I recently had a frustrating interaction with a bot used by the Teachers Insurance and Annuity Association of America (TIAA). I simply wanted to know the status of a requested transfer of funds to eTrade. The “Contact Us” phone numbers led to a bot that went around and around in circles with identify-confirmation questions and unhelpful responses that were related to seemingly random words in my query. I gave up. Perhaps that is TIAA’s intention?

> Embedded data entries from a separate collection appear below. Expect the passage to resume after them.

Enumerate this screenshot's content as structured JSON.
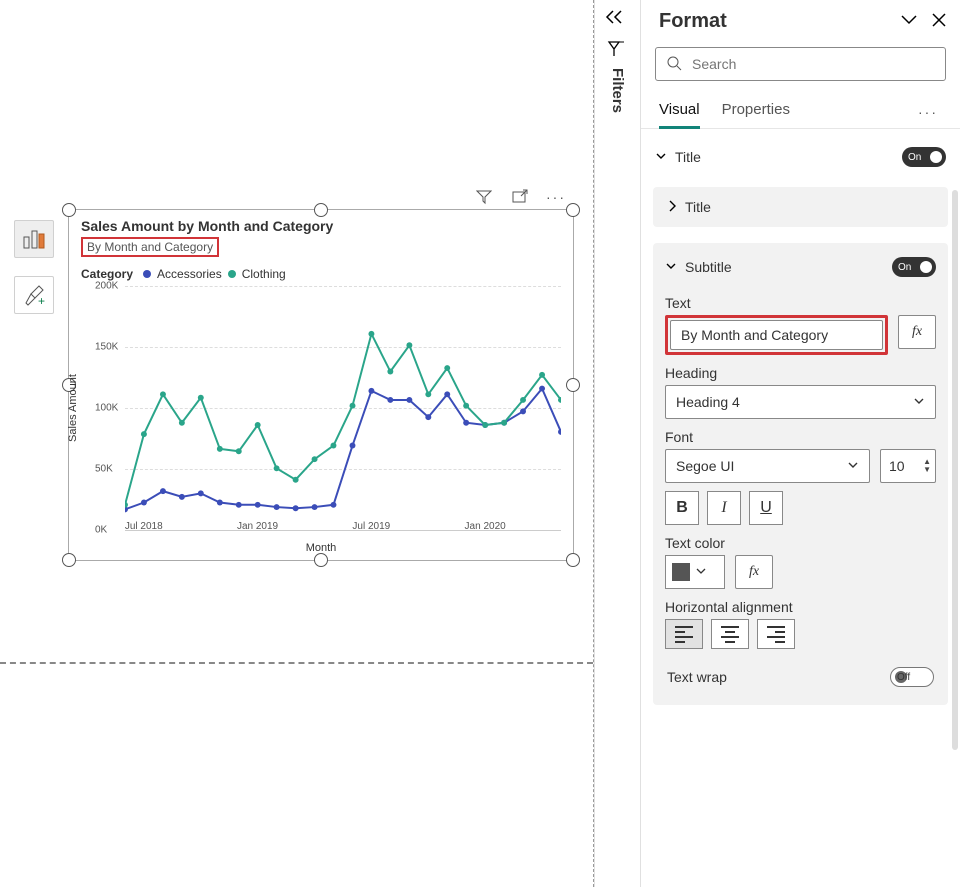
{
  "filters": {
    "label": "Filters"
  },
  "format_pane": {
    "header": "Format",
    "search_placeholder": "Search",
    "tabs": {
      "visual": "Visual",
      "properties": "Properties"
    },
    "title_section": {
      "label": "Title",
      "toggle": "On",
      "inner": "Title"
    },
    "subtitle_section": {
      "label": "Subtitle",
      "toggle": "On",
      "text_label": "Text",
      "text_value": "By Month and Category",
      "heading_label": "Heading",
      "heading_value": "Heading 4",
      "font_label": "Font",
      "font_value": "Segoe UI",
      "font_size": "10",
      "text_color_label": "Text color",
      "halign_label": "Horizontal alignment",
      "text_wrap_label": "Text wrap",
      "text_wrap_toggle": "Off",
      "fx": "fx"
    }
  },
  "chart": {
    "title": "Sales Amount by Month and Category",
    "subtitle": "By Month and Category",
    "legend_title": "Category",
    "legend": [
      "Accessories",
      "Clothing"
    ],
    "y_title": "Sales Amount",
    "x_title": "Month",
    "y_ticks": [
      "0K",
      "50K",
      "100K",
      "150K",
      "200K"
    ],
    "x_ticks": [
      "Jul 2018",
      "Jan 2019",
      "Jul 2019",
      "Jan 2020"
    ]
  },
  "chart_data": {
    "type": "line",
    "title": "Sales Amount by Month and Category",
    "xlabel": "Month",
    "ylabel": "Sales Amount",
    "ylim": [
      0,
      200000
    ],
    "x_tick_labels": [
      "Jul 2018",
      "Jan 2019",
      "Jul 2019",
      "Jan 2020"
    ],
    "categories": [
      "2018-06",
      "2018-07",
      "2018-08",
      "2018-09",
      "2018-10",
      "2018-11",
      "2018-12",
      "2019-01",
      "2019-02",
      "2019-03",
      "2019-04",
      "2019-05",
      "2019-06",
      "2019-07",
      "2019-08",
      "2019-09",
      "2019-10",
      "2019-11",
      "2019-12",
      "2020-01",
      "2020-02",
      "2020-03",
      "2020-04",
      "2020-05"
    ],
    "series": [
      {
        "name": "Accessories",
        "color": "#3b4db8",
        "values": [
          4000,
          10000,
          20000,
          15000,
          18000,
          10000,
          8000,
          8000,
          6000,
          5000,
          6000,
          8000,
          60000,
          108000,
          100000,
          100000,
          85000,
          105000,
          80000,
          78000,
          80000,
          90000,
          110000,
          72000
        ]
      },
      {
        "name": "Clothing",
        "color": "#2aa58a",
        "values": [
          8000,
          70000,
          105000,
          80000,
          102000,
          57000,
          55000,
          78000,
          40000,
          30000,
          48000,
          60000,
          95000,
          158000,
          125000,
          148000,
          105000,
          128000,
          95000,
          78000,
          80000,
          100000,
          122000,
          100000
        ]
      }
    ]
  }
}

Some companies have, in fact, set up obstacle courses to rebuff customer-service requests. For example, in 2023, the federal Consumer Financial Protection Bureau fined Toyota’s auto-financing arm $60 million for various alleged misdeeds, including the creation of a dead-end hotline for canceling products and services. In 2025, Amazon agreed to pay $2.5 billion in penalties and refunds to settle a Federal Trade Commission lawsuit alleging that Amazon had used a variety of deceptive practices to “trick” shoppers into enrolling in auto-renewing Prime subscriptions, and then making it difficult to cancel these subscriptions.
For individuals and businesses that are honest and ethical and are seeking trustworthy medical, legal, financial, business, or life advice, for example, the inherent frailty and unreliability of LLMs is a flaw not a feature. A simple way to remember this lesson is that it is treacherous to rely on something that can’t tell the difference between a possum’s snout and its tail.